Case Name: THE PEOPLE, Plaintiff and Respondent, v. MATIAS ROMERO PEREZ et al., Defendants and Appellants
Court: Supreme Court of California
Jurisdiction: California
Decision Date: 1965-05-21
Citations: 62 Cal. 2d 769
Docket Number: Crim. No. 8783
Parties: THE PEOPLE, Plaintiff and Respondent, v. MATIAS ROMERO PEREZ et al., Defendants and Appellants.
Judges: 
Reporter: California Reports
Volume: 62
Pages: 769–776

Head Matter:
[Crim. No. 8783.
In Bank.
May 21, 1965.]
THE PEOPLE, Plaintiff and Respondent, v. MATIAS ROMERO PEREZ et al., Defendants and Appellants.
Joseph A. Martin, Public Defender, and John M. Beede, Deputy Public Defender, for Defendants and Appellants.
Stanley Mosk and Thomas C. Lynch, Attorneys General, Doris H. Maier, Assistant Attorney General, and Raymond M. Momboisse, Deputy Attorney General, for Plaintiff and Respondent.

Opinion:
TRAYNOR, C. J.
Defendants appeal from judgments of conviction entered after a jury found them guilty of possession of marijuana. (Health & Saf. Code, § 11530.)
At 11:30 p.m., October 13, 1963, State Narcotics Agent James Shirloh and Woodland Police Officer Glenn Barton entered a hotel room in Woodland pursuant to a search warrant and conducted a search in the presence of defendants Perez and Morales, who occupied the room. Agent Shirloh found a canvas bag and a shopping bag in each of which was a package of marijuana. He found in an ashtray a marijuana cigarette that had been partially smoked. The officers arrested defendants, took them to the police station, and interrogated them. Morales made a statement inconsistent with two statements made by Perez. Perez' statements were inconsistent with each other and with his testimony.
Defendants testified that they came to Woodland on the evening of October 12,1963, to look for work. They met a man at a tavern who drove them to a hotel. The man put a package in Perez' canvas bag and carried it and his own shopping bag into the hotel, where he paid for defendants' room. He put the bags on the floor in defendants' room, placed $1.50 on the dresser, and left. Neither defendant looked in the bags or knew that they contained marijuana. Neither of them knew the name of the man, and Morales never saw him again.

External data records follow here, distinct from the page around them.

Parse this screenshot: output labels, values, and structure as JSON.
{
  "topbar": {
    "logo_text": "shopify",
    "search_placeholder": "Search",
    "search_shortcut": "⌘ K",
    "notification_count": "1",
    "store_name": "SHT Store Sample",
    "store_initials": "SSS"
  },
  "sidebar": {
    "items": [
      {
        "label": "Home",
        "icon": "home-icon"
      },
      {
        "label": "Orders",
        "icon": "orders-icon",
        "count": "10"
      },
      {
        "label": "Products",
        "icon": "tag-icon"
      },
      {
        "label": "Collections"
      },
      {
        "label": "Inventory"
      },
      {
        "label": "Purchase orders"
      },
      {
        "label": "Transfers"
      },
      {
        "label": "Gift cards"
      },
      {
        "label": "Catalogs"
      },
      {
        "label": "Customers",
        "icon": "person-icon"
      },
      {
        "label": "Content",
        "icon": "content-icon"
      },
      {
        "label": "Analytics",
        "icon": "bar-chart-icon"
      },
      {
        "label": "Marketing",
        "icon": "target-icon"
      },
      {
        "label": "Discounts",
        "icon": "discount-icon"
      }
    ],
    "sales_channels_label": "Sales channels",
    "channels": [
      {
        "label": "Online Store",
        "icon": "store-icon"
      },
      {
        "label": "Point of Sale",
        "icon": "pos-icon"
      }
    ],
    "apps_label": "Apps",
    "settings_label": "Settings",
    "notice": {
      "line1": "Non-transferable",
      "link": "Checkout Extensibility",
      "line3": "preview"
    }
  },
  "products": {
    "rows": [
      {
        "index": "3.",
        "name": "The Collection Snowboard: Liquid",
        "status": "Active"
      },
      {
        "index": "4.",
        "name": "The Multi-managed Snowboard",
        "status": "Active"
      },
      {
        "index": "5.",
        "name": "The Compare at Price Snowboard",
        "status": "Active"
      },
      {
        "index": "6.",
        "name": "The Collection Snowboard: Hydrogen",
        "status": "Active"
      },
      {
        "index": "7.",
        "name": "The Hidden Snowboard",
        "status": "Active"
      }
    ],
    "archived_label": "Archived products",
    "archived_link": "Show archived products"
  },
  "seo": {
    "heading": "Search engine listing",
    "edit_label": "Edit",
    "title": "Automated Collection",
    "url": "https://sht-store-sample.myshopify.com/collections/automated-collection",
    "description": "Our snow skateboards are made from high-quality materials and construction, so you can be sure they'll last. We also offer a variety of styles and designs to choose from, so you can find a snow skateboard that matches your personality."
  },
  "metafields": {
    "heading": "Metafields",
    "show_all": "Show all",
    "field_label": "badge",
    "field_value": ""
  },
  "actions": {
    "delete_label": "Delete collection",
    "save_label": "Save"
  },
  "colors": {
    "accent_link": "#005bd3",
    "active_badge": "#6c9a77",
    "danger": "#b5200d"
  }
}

Perez testified that the man returned shortly after 7:30 the next evening, while Morales was out. He brought some tobacco cans and cigarette paper, and he rolled and smoked a cigarette that did not smell like an ordinary cigarette. He gave Perez a package and asked him to bring it to him at 9 :30 p.m. at a tavern on the ground floor of the hotel. When Perez did so the man gave him $2.00. When Morales returned, Perez told him that he was suspicious and that they had better leave the next day. At 11:30 p.m., however, the officers conducted their search and arrested defendants.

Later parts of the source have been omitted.